Quinn circled the hamlet on the map, got into the car, and cranked the engine, which sputtered twice before turning over. He drove back down the hill and pulled onto the highway to town, where they’d hit 9 going north.

“Latecia said where to find me?” Shackelford said, righting himself up into the seat and cracking the window, the cold air feeling good in the cab, blowing away some of Shackelford’s body odor. “Right?”

Quinn didn’t answer.

“Man, if Gowrie had known I liked black women, he’d a shit a brick. ’Course, Latecia was light-skinned, hot as hell. Guess that don’t make no difference.”

“What do you know about him?”

“He’s a crazy-ass, nigger-hating nut job,” Shackelford said, coughing up a lugie and spitting out the window. “What else is there to know? He likes to shoot guns, shoot crank, and talk about the End Times like some kind of wandering preacher. I did business with him. I didn’t say I followed him.”

“Who’d he do business with?”

“I don’t know.”

“He didn’t sell what y’all made in this county?”

“He sold some, I guess,” Shackelford said. “But he said he wouldn’t shit where he ate.”

“I heard that before,” Quinn said, taking a soft turn in the road, stealing a glance at Shackelford. “Taliban said they sold poppies only to the infidels. Their politicians made excuses for those shitbags, saying the farmers couldn’t survive.”

Shackelford took off his baseball cap and creased the bill. “I sleep in on Election Day, never figured a single politician to be worth a shit.”

“You ever hear Gowrie talk about Johnny Stagg?” Quinn asked.

“The county supervisor?”

Quinn nodded.

“Not that I recall.”

“Stagg sent over some of Gowrie’s boys to steal some of my uncle’s cattle.”

“You know, most of those boys believe in Gowrie, like he’s some kind of prophet. I went out there one night to some kind of barbecue, and he showed us an old movie about the mongrelization of the races. Said if we didn’t come together to fight it, we’d be the new niggers. What the hell does that mean? But he did make some pretty good ice cream. Peach, I think.”
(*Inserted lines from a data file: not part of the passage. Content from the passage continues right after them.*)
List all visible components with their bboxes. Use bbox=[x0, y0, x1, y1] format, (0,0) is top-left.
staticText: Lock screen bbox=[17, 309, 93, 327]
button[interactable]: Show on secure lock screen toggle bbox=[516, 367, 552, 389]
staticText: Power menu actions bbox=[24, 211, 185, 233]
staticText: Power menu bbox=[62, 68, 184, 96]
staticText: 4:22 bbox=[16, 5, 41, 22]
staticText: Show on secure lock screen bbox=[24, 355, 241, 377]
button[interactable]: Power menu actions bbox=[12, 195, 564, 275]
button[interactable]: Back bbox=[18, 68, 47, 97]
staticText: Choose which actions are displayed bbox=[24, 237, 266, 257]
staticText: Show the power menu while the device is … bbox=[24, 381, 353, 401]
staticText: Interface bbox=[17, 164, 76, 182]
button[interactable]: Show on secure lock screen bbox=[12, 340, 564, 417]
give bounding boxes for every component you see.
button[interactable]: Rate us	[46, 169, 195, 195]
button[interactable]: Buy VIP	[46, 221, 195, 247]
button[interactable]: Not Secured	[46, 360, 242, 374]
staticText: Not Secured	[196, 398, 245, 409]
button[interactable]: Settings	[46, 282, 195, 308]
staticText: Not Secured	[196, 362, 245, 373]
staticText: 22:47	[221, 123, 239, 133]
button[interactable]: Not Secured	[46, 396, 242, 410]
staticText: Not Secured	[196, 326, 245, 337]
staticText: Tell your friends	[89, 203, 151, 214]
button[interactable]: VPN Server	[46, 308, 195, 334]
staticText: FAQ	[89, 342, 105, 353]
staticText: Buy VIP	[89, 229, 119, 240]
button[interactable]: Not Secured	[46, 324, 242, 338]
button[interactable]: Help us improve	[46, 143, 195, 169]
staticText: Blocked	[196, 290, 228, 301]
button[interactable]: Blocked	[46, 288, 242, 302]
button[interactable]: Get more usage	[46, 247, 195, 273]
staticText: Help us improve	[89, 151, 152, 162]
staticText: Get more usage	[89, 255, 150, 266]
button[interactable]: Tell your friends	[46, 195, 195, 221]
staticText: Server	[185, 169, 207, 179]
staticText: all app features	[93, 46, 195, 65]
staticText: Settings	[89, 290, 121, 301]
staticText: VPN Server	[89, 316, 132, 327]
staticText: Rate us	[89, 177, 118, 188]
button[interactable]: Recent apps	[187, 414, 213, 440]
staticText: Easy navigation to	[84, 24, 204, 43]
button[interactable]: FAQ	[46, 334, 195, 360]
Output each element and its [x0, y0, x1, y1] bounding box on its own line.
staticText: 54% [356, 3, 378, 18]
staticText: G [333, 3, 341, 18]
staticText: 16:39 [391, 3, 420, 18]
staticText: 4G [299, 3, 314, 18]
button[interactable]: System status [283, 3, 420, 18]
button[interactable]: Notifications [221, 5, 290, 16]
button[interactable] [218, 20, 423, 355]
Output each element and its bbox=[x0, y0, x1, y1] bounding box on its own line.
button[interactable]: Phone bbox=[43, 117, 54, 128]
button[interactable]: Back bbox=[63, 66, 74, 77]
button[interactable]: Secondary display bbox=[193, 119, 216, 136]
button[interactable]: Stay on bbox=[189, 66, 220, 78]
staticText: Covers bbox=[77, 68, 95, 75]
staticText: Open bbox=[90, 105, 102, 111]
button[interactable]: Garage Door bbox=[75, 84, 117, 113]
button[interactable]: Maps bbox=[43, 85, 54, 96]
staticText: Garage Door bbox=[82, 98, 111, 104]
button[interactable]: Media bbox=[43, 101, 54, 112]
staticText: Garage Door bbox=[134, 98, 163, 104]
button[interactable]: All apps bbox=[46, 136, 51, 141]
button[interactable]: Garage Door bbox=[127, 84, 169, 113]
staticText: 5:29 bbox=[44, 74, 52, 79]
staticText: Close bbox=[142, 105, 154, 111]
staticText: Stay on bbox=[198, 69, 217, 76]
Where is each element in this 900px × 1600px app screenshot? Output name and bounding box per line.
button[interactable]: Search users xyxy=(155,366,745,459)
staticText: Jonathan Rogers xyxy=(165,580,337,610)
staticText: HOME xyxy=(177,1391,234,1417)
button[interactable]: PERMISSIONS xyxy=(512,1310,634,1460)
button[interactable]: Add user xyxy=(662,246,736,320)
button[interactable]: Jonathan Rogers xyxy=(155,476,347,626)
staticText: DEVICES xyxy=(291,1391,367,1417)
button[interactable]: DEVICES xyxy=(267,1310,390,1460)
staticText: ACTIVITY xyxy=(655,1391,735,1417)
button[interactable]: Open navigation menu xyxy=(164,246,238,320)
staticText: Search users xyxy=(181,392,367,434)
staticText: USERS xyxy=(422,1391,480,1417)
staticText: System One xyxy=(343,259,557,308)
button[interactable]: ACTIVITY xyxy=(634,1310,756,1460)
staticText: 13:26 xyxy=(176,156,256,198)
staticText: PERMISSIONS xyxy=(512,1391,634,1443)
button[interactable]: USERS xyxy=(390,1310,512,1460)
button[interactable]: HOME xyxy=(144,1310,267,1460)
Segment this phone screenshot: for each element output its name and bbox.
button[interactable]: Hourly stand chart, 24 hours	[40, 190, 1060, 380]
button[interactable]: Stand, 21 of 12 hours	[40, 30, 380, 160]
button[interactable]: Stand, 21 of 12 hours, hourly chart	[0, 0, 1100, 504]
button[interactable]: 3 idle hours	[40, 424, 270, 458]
They drove north, turning on the Square to the northwest part of the county on the other side of the Big Black River, a full moon shining out onto the flooded land like a mirror. They crossed over an old metal bridge that had always reminded Quinn of an Erector set.

“You headed back?” Shackelford asked.

“You got more places to show me.”

“I mean, headed back to the AFG.”

“I’m headed back to Benning.”

“You know your next deployment?”

“Ranger instructor.”

“No more stormin’ the castle, huh?”

“Why don’t you shut the hell up?”

Quinn studied the broken line on Highway 9, not being able to see an inch beyond those headlights. He turned on the radio, George Jones singing he had stopped loving her today.